Question Time by Fr John Flader
Question: I have heard that Archbishop Fulton Sheen made a holy hour before the Blessed Sacrament every day. Can you tell me more about it, and whether it must be done in a church?
First, in answer to your second question, Archbishop Sheen always did his holy hour before the tabernacle in a church or chapel.
If you cannot pray before a tabernacle, but can pray for an hour in some other place, by all means do it. It will help you greatly and it will be very pleasing to God.
For anyone not familiar with Archbishop Fulton Sheen, he was an American bishop who, in addition to his prolific writings, had an average audience of over 30 million viewers on his weekly television program Life is Worth Living in the 1950s.
Billy Graham called him “the great communicator” and Pope Pius XII “a prophet of the times”.
In his autobiography, Treasure in Clay, published shortly before his death in 1979, Archbishop Sheen says that on the day of his priestly ordination he made two resolutions – to offer the Mass every Saturday in honour of Our Lady to ask her protection on his priesthood, and to spend a continuous Holy Hour every day in the presence of our Lord in the Blessed Sacrament.
He goes on to say that in the course of his priesthood, he kept both of these resolutions.
As regards the Holy Hour: “The Holy Hour had its origin in a practice I developed a year before I was ordained. The big chapel in St Paul’s Seminary would be locked by six o’clock; there were still private chapels available for private devotions and evening prayers. This particular evening during recreation, I walked up and down outside the closed major chapel for almost an hour. The thought struck me – why not make a Holy Hour of adoration in the presence of the Blessed Sacrament? The next day I began, and the practice is now well over sixty years old.”
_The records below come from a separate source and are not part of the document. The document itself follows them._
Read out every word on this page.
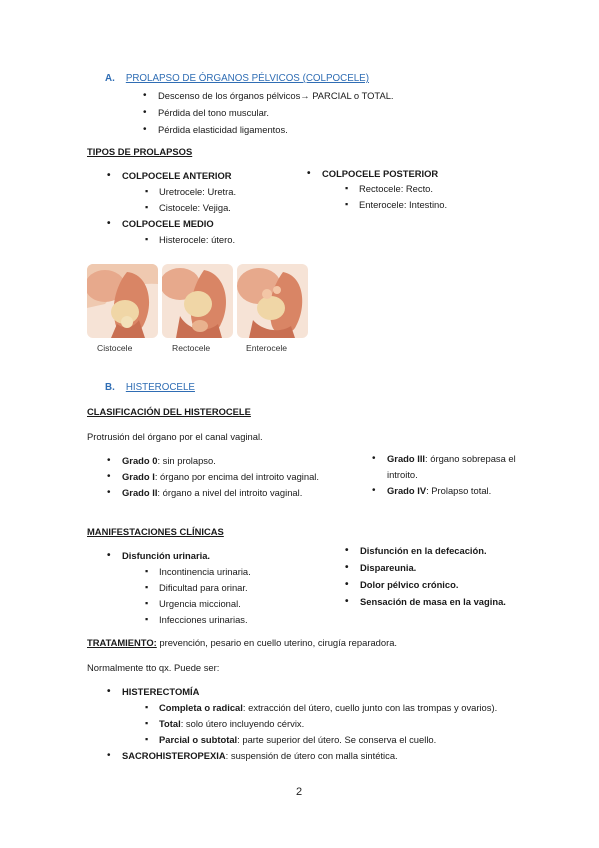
A. PROLAPSO DE ÓRGANOS PÉLVICOS (COLPOCELE)
• Descenso de los órganos pélvicos→ PARCIAL o TOTAL.
• Pérdida del tono muscular.
• Pérdida elasticidad ligamentos.
TIPOS DE PROLAPSOS
• COLPOCELE ANTERIOR
▪ Uretrocele: Uretra.
▪ Cistocele: Vejiga.
• COLPOCELE MEDIO
▪ Histerocele: útero.
• COLPOCELE POSTERIOR
▪ Rectocele: Recto.
▪ Enterocele: Intestino.
Cistocele	Rectocele	Enterocele
B. HISTEROCELE
CLASIFICACIÓN DEL HISTEROCELE
Protrusión del órgano por el canal vaginal.
• Grado 0: sin prolapso.
• Grado I: órgano por encima del introito vaginal.
• Grado II: órgano a nivel del introito vaginal.
• Grado III: órgano sobrepasa el
introito.
• Grado IV: Prolapso total.
MANIFESTACIONES CLÍNICAS
• Disfunción urinaria.
▪ Incontinencia urinaria.
▪ Dificultad para orinar.
▪ Urgencia miccional.
▪ Infecciones urinarias.
• Disfunción en la defecación.
• Dispareunia.
• Dolor pélvico crónico.
• Sensación de masa en la vagina.
TRATAMIENTO: prevención, pesario en cuello uterino, cirugía reparadora.
Normalmente tto qx. Puede ser:
• HISTERECTOMÍA
▪ Completa o radical: extracción del útero, cuello junto con las trompas y ovarios).
▪ Total: solo útero incluyendo cérvix.
▪ Parcial o subtotal: parte superior del útero. Se conserva el cuello.
• SACROHISTEROPEXIA: suspensión de útero con malla sintética.
2
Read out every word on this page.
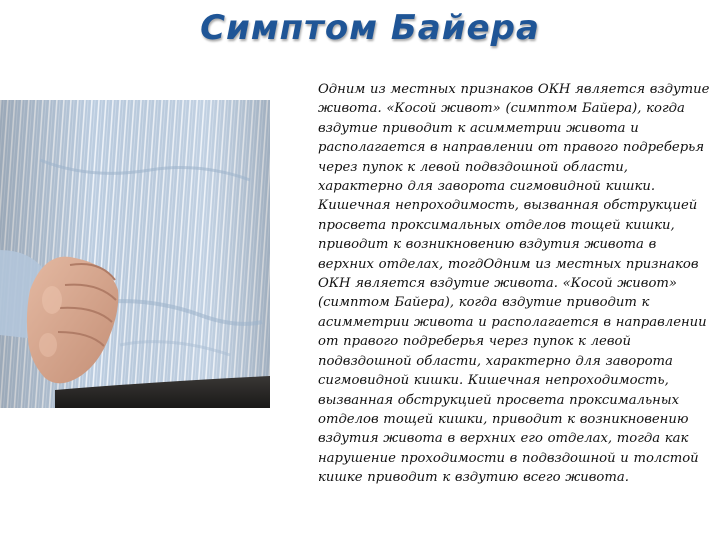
Симптом Байера
Одним из местных признаков ОКН является вздутие живота. «Косой живот» (симптом Байера), когда вздутие приводит к асимметрии живота и располагается в направлении от правого подреберья через пупок к левой подвздошной области, характерно для заворота сигмовидной кишки. Кишечная непроходимость, вызванная обструкцией просвета проксимальных отделов тощей кишки, приводит к возникновению вздутия живота в верхних отделах, тогдОдним из местных признаков ОКН является вздутие живота. «Косой живот» (симптом Байера), когда вздутие приводит к асимметрии живота и располагается в направлении от правого подреберья через пупок к левой подвздошной области, характерно для заворота сигмовидной кишки. Кишечная непроходимость, вызванная обструкцией просвета проксимальных отделов тощей кишки, приводит к возникновению вздутия живота в верхних его отделах, тогда как нарушение проходимости в подвздошной и толстой кишке приводит к вздутию всего живота.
He goes on to explain why he kept up the practice and encouraged others to do the same: “First, the Holy Hour is not a devotion; it is a sharing in the work of redemption. Our Blessed Lord used the words ‘hour’ and ‘day’ in two totally different connotations in the Gospel of John. ‘Day’ belongs to God; the ‘hour’ belongs to evil. Seven times in the Gospel of John, the word ‘hour’ is used, and in each instance it refers to the demonic, and to the moments when Christ is no longer in the Father’s Hands, but in the hands of men. In the Garden, our Lord contrasted two ‘hours’ – one was the evil hour: ‘this is your hour’ – with which Judas could turn out the lights of the world. In contrast, our Lord asked: ‘Could you not watch one hour with Me?’ In other words, he asked for an hour of reparation to combat the hour of evil; an hour of victimal union with the Cross to overcome the anti-love of sin.
“Secondly, the only time Our Lord asked the Apostles for anything was the night he went into his agony. Then he did not ask all of them … perhaps because he knew he could not count on their fidelity. But at least he expected three to be faithful to him: Peter, James and John. As often in the history of the Church since that time, evil was awake, but the disciples were asleep. That is why there came out of His anguished and lonely Heart the sigh: ‘Could you not watch one hour with me?’ Not for an hour of activity did He plead, but for an hour of companionship.
“The third reason I keep up the Holy Hour is to grow more and more into his likeness. As Paul puts it: ‘We are transfigured into his likeness, from splendour to splendour.’ We become like that which we gaze upon. Looking into a sunset, the face takes on a golden glow. Looking at the Eucharistic Lord for an hour transforms the heart in a mysterious way as the face of Moses was transformed after his companionship with God on the mountain.”
To encourage us to persevere in this practice, he says: “The Holy Hour. Is it difficult? Sometimes it seemed to be hard; it might mean having to forgo a social engagement, or rise an hour earlier, but on the whole it has never been a burden, only a joy.”
What should one do in this hour?
It can be any spiritual activity – engaging in a loving conversation with Our Lord or simply contemplating him, saying the rosary or other vocal prayers, reading the Scriptures or spiritual books… For those who can take up this admirable practice, it will do them the world of good and through them it will help many souls.